In a way, it feels natural and right to use the past as a yardstick against which the present should be judged, in order that the future might be an improvement. That is how bodies operate and always have.
1. I touched a hot stove yesterday and it hurt.
2. Today I will not touch a hot stove.
3. Therefore I will not spend the next six hours in pain.
That’s a silly example, perhaps. Here’s a better, more practical one. Probably some of our distant ancestors did something like this:
1. Yesterday, Ogg ate some red berries from that bush.
2. Today Ogg is dead.
3. Therefore I will not eat red berries from that bush.
That is how civilization emerges! We judge the present according to the past, make any and all requisite adjustments, and sail into the future in better health and with bigger smiles. Eventually we get canoes and toilet paper and twelve string guitars. I’m pretty grateful for those things.
But obviously it doesn’t always work. It seems pretty clear that our habits of consumption are ruining the planet, rendering it inhabitable for our selves and our descendants. That’s not very smart.
And when it comes the deep interior – the heart of us, the gut of us, the mind of us – it doesn’t work well at all. We are not good at forgiveness, justice, peace or love. We pay lip service to those ideals, but they are rarely actualized. Indeed, when Jesus came along and said “love one another” he was executed for his troubles.
When we judge each other by the past, we hurt ourselves and we hurt each other. There is no other way to say it. Our past is unhealed and so it teaches us wrongly. We see bodies that we want to sleep with, bodies we want to praise us, bodies that we want to use as muses, bodies that can earn us money, bodies that can protect us.
We all agree that’s a terrible way to live – we are all talking about spiritual alternatives – and yet we keep on doing it. We know first hand the anguish of living without peace, and we are witnesses its awful manifestations day after day, year after year, perhaps lifetime after lifetime.
And yet we keep on doing it.
Nothing you have ever learned can help you understand the present, or teach you how to undo the past. Your past is what you have taught yourself. Let it all go. Do not attempt to understand any event or anything or anyone in its “light,” for the darkness in which you try to see can only obscure (T-14.XI.3:5-8).
If we are going to be serious students of the course – which is to say, students who are intent on awakening *now* – then we have to see two things in that passage.

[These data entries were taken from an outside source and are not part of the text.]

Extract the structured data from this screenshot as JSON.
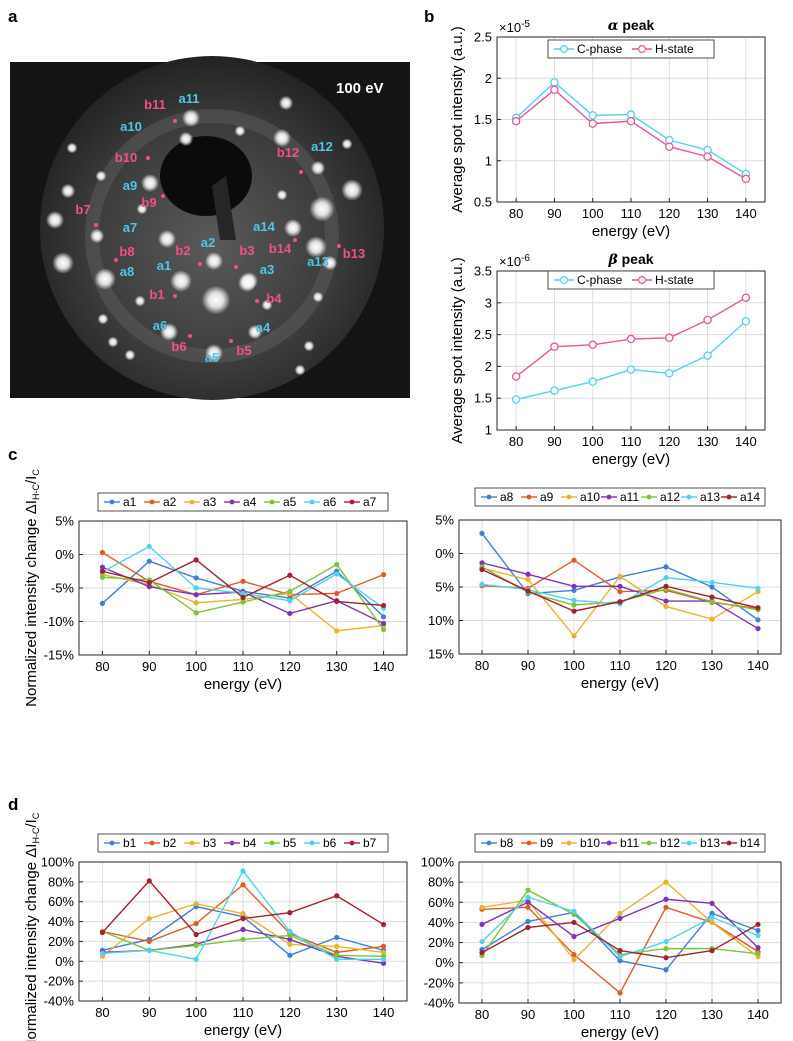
{
  "panel_letters": [
    "a",
    "b",
    "c",
    "d"
  ],
  "leed": {
    "energy_label": "100 eV",
    "a_color": "#4fc6e8",
    "b_color": "#f0508c",
    "labels_a": [
      "a1",
      "a2",
      "a3",
      "a4",
      "a5",
      "a6",
      "a7",
      "a8",
      "a9",
      "a10",
      "a11",
      "a12",
      "a13",
      "a14"
    ],
    "labels_b": [
      "b1",
      "b2",
      "b3",
      "b4",
      "b5",
      "b6",
      "b7",
      "b8",
      "b9",
      "b10",
      "b11",
      "b12",
      "b13",
      "b14"
    ]
  },
  "chart_data": [
    {
      "id": "b-alpha",
      "type": "line",
      "title": "α peak",
      "title_greek": "α",
      "title_rest": " peak",
      "exponent_label": "×10",
      "exponent_power": "-5",
      "xlabel": "energy (eV)",
      "ylabel": "Average spot intensity (a.u.)",
      "x": [
        80,
        90,
        100,
        110,
        120,
        130,
        140
      ],
      "xlim": [
        75,
        145
      ],
      "ylim": [
        0.5,
        2.5
      ],
      "yticks": [
        0.5,
        1,
        1.5,
        2,
        2.5
      ],
      "ytick_labels": [
        "0.5",
        "1",
        "1.5",
        "2",
        "2.5"
      ],
      "grid": true,
      "legend": "top-center-horizontal",
      "marker": "open-circle",
      "series": [
        {
          "name": "C-phase",
          "color": "#4fd3ea",
          "values": [
            1.52,
            1.95,
            1.55,
            1.56,
            1.25,
            1.13,
            0.84
          ]
        },
        {
          "name": "H-state",
          "color": "#e8559a",
          "values": [
            1.48,
            1.86,
            1.45,
            1.48,
            1.17,
            1.05,
            0.78
          ]
        }
      ]
    },
    {
      "id": "b-beta",
      "type": "line",
      "title": "β peak",
      "title_greek": "β",
      "title_rest": " peak",
      "exponent_label": "×10",
      "exponent_power": "-6",
      "xlabel": "energy (eV)",
      "ylabel": "Average spot intensity (a.u.)",
      "x": [
        80,
        90,
        100,
        110,
        120,
        130,
        140
      ],
      "xlim": [
        75,
        145
      ],
      "ylim": [
        1,
        3.5
      ],
      "yticks": [
        1,
        1.5,
        2,
        2.5,
        3,
        3.5
      ],
      "ytick_labels": [
        "1",
        "1.5",
        "2",
        "2.5",
        "3",
        "3.5"
      ],
      "grid": true,
      "legend": "top-center-horizontal",
      "marker": "open-circle",
      "series": [
        {
          "name": "C-phase",
          "color": "#4fd3ea",
          "values": [
            1.48,
            1.62,
            1.76,
            1.95,
            1.89,
            2.17,
            2.71
          ]
        },
        {
          "name": "H-state",
          "color": "#e8559a",
          "values": [
            1.84,
            2.31,
            2.34,
            2.43,
            2.45,
            2.73,
            3.08
          ]
        }
      ]
    },
    {
      "id": "c-left",
      "type": "line",
      "xlabel": "energy (eV)",
      "ylabel": "Normalized intensity change ΔI",
      "ylabel_sub": "H-C",
      "ylabel_tail": "/I",
      "ylabel_tail_sub": "C",
      "x": [
        80,
        90,
        100,
        110,
        120,
        130,
        140
      ],
      "xlim": [
        75,
        145
      ],
      "ylim": [
        -15,
        5
      ],
      "yticks": [
        -15,
        -10,
        -5,
        0,
        5
      ],
      "ytick_labels": [
        "-15%",
        "-10%",
        "-5%",
        "0%",
        "5%"
      ],
      "grid": true,
      "legend": "above-horizontal",
      "marker": "filled-dot",
      "series": [
        {
          "name": "a1",
          "color": "#3f7fd6",
          "values": [
            -7.3,
            -1.0,
            -3.5,
            -5.5,
            -6.5,
            -2.5,
            -9.3
          ]
        },
        {
          "name": "a2",
          "color": "#e05a22",
          "values": [
            0.3,
            -4.0,
            -6.0,
            -4.0,
            -6.0,
            -5.8,
            -3.0
          ]
        },
        {
          "name": "a3",
          "color": "#eab32c",
          "values": [
            -3.0,
            -4.5,
            -7.2,
            -6.7,
            -5.8,
            -11.4,
            -10.6
          ]
        },
        {
          "name": "a4",
          "color": "#7d34b8",
          "values": [
            -1.9,
            -4.8,
            -6.0,
            -5.6,
            -8.8,
            -6.9,
            -10.3
          ]
        },
        {
          "name": "a5",
          "color": "#7ac537",
          "values": [
            -3.4,
            -3.8,
            -8.7,
            -7.1,
            -5.5,
            -1.5,
            -11.2
          ]
        },
        {
          "name": "a6",
          "color": "#4fd3ea",
          "values": [
            -2.6,
            1.2,
            -5.0,
            -5.8,
            -6.9,
            -2.9,
            -8.0
          ]
        },
        {
          "name": "a7",
          "color": "#a51f2f",
          "values": [
            -2.5,
            -4.2,
            -0.8,
            -6.4,
            -3.1,
            -7.0,
            -7.6
          ]
        }
      ]
    },
    {
      "id": "c-right",
      "type": "line",
      "xlabel": "energy (eV)",
      "x": [
        80,
        90,
        100,
        110,
        120,
        130,
        140
      ],
      "xlim": [
        75,
        145
      ],
      "ylim": [
        -5,
        15
      ],
      "y_inverted": true,
      "yticks": [
        -5,
        0,
        5,
        10,
        15
      ],
      "ytick_labels": [
        "5%",
        "0%",
        "5%",
        "10%",
        "15%"
      ],
      "grid": true,
      "legend": "above-horizontal",
      "marker": "filled-dot",
      "series": [
        {
          "name": "a8",
          "color": "#3f7fd6",
          "values": [
            -3.0,
            6.0,
            5.5,
            3.5,
            2.0,
            5.0,
            9.9
          ]
        },
        {
          "name": "a9",
          "color": "#e05a22",
          "values": [
            4.8,
            5.2,
            1.0,
            5.7,
            5.5,
            7.3,
            8.2
          ]
        },
        {
          "name": "a10",
          "color": "#eab32c",
          "values": [
            2.2,
            3.9,
            12.3,
            3.4,
            7.9,
            9.8,
            5.7
          ]
        },
        {
          "name": "a11",
          "color": "#7d34b8",
          "values": [
            1.4,
            3.1,
            4.9,
            4.9,
            7.1,
            7.1,
            11.2
          ]
        },
        {
          "name": "a12",
          "color": "#7ac537",
          "values": [
            2.0,
            5.8,
            7.7,
            7.2,
            5.3,
            7.2,
            8.4
          ]
        },
        {
          "name": "a13",
          "color": "#4fd3ea",
          "values": [
            4.6,
            5.4,
            7.0,
            7.5,
            3.6,
            4.3,
            5.2
          ]
        },
        {
          "name": "a14",
          "color": "#a51f2f",
          "values": [
            2.4,
            5.6,
            8.6,
            7.2,
            4.9,
            6.5,
            8.1
          ]
        }
      ]
    },
    {
      "id": "d-left",
      "type": "line",
      "xlabel": "energy (eV)",
      "ylabel": "Normalized intensity change ΔI",
      "ylabel_sub": "H-C",
      "ylabel_tail": "/I",
      "ylabel_tail_sub": "C",
      "x": [
        80,
        90,
        100,
        110,
        120,
        130,
        140
      ],
      "xlim": [
        75,
        145
      ],
      "ylim": [
        -40,
        100
      ],
      "yticks": [
        -40,
        -20,
        0,
        20,
        40,
        60,
        80,
        100
      ],
      "ytick_labels": [
        "-40%",
        "-20%",
        "0%",
        "20%",
        "40%",
        "60%",
        "80%",
        "100%"
      ],
      "grid": true,
      "legend": "above-horizontal",
      "marker": "filled-dot",
      "series": [
        {
          "name": "b1",
          "color": "#3f7fd6",
          "values": [
            11,
            22,
            55,
            45,
            6,
            24,
            11
          ]
        },
        {
          "name": "b2",
          "color": "#e05a22",
          "values": [
            30,
            20,
            38,
            77,
            28,
            9,
            15
          ]
        },
        {
          "name": "b3",
          "color": "#eab32c",
          "values": [
            5,
            43,
            58,
            48,
            17,
            15,
            9
          ]
        },
        {
          "name": "b4",
          "color": "#7d34b8",
          "values": [
            9,
            11,
            17,
            32,
            22,
            5,
            -2
          ]
        },
        {
          "name": "b5",
          "color": "#7ac537",
          "values": [
            30,
            11,
            16,
            22,
            26,
            6,
            5
          ]
        },
        {
          "name": "b6",
          "color": "#4fd3ea",
          "values": [
            8,
            11,
            2,
            91,
            30,
            2,
            2
          ]
        },
        {
          "name": "b7",
          "color": "#a51f2f",
          "values": [
            29,
            81,
            27,
            43,
            49,
            66,
            37
          ]
        }
      ]
    },
    {
      "id": "d-right",
      "type": "line",
      "xlabel": "energy (eV)",
      "x": [
        80,
        90,
        100,
        110,
        120,
        130,
        140
      ],
      "xlim": [
        75,
        145
      ],
      "ylim": [
        -40,
        100
      ],
      "yticks": [
        -40,
        -20,
        0,
        20,
        40,
        60,
        80,
        100
      ],
      "ytick_labels": [
        "-40%",
        "-20%",
        "0%",
        "20%",
        "40%",
        "60%",
        "80%",
        "100%"
      ],
      "grid": true,
      "legend": "above-horizontal",
      "marker": "filled-dot",
      "series": [
        {
          "name": "b8",
          "color": "#3f7fd6",
          "values": [
            13,
            41,
            50,
            2,
            -7,
            49,
            32
          ]
        },
        {
          "name": "b9",
          "color": "#e05a22",
          "values": [
            53,
            55,
            8,
            -30,
            55,
            40,
            11
          ]
        },
        {
          "name": "b10",
          "color": "#eab32c",
          "values": [
            55,
            62,
            3,
            49,
            80,
            40,
            6
          ]
        },
        {
          "name": "b11",
          "color": "#7d34b8",
          "values": [
            38,
            60,
            26,
            44,
            63,
            59,
            15
          ]
        },
        {
          "name": "b12",
          "color": "#7ac537",
          "values": [
            7,
            72,
            48,
            8,
            14,
            14,
            9
          ]
        },
        {
          "name": "b13",
          "color": "#4fd3ea",
          "values": [
            21,
            65,
            51,
            6,
            21,
            45,
            27
          ]
        },
        {
          "name": "b14",
          "color": "#a51f2f",
          "values": [
            10,
            35,
            40,
            12,
            5,
            12,
            38
          ]
        }
      ]
    }
  ]
}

The first is the absolute absence of equivocation. We didn’t learn some good information and some bad. We aren’t letting some things go while keeping others.
We didn’t learn squat. And so we have to let it all go. Period.
The other thing to see is that we are being called – again, unequivocally – to approach our lives in a state of what I sometimes think of as spiritual passivity. We aren’t being asked to figure things out, come up with plans for inner peace (ours or anyone else’s), or ways to solve this or that problem.
In every way possible, we lack both the means and information to end the conflict and chaos of our lives and the world. We are broken, we are breaking, and it’s only going to get worse. All we can do is surrender.
The apparent hopelessness – lovelessness even – of that assessment is, of course, mediated by the Holy Spirit.
God did not abandon you. And so you have another lesson sent from Him, already learned for every child of light by Him to Whom God gave it . . . Learn of His happiness, which is yours. But to accomplish this, all your dark lessons must be brought willingly to truth, and joyously laid down by hands open to receive, not closed to take (T-14.XI.4:2-3, 5-6).
When we are faced with conflict, it is helpful to be attentive to what is going on inside us: how do we want to react? What do we want to say? What are we telling ourselves is a fair and reasonable response? Checking in internally is helpful: if we encounter even the faintest hint of fear, then we can be assured we are still using the past against the present, still heeding the ego rather than the gentler, kinder alternative (T-14.XI.5:1-2).
This is not always comforting! When someone is yelling at us, say, and we’re sitting there trying to keep the Holy Spirit in mind, we’re apt to feel pretty scared or discombobulated. Sitting through hard times – sadness, fear, jealousy, anger – is hard. But it’s okay. It’s more than okay.
As we turn increasingly within, and are rewarded accordingly, we begin to realize that our reliance on the Holy Spirit is never misplaced. We become more confident that we aren’t being abandoned in the middle of a horrible storm. Help is always here.
If our action or reaction in any situation is familiar – if it makes sense – if we are busy telling ourselves that what we’re doing is reasonable and justified, perhaps we can take another moment to be sure that we aren’t simply repeating past lessons? Perhaps we can ask if there is another way?
Yet the essential thing is learning that you do not know (T-14.XI.1:1).
If we already knew how to love, and how to be at peace, and how to radiate joy, we would do so. We have forgotten. We have to be clear about that or we are not going to get anywhere with A Course in Miracles. On the bright side, when we *are* clear about it, the movement towards light becomes very quick indeed.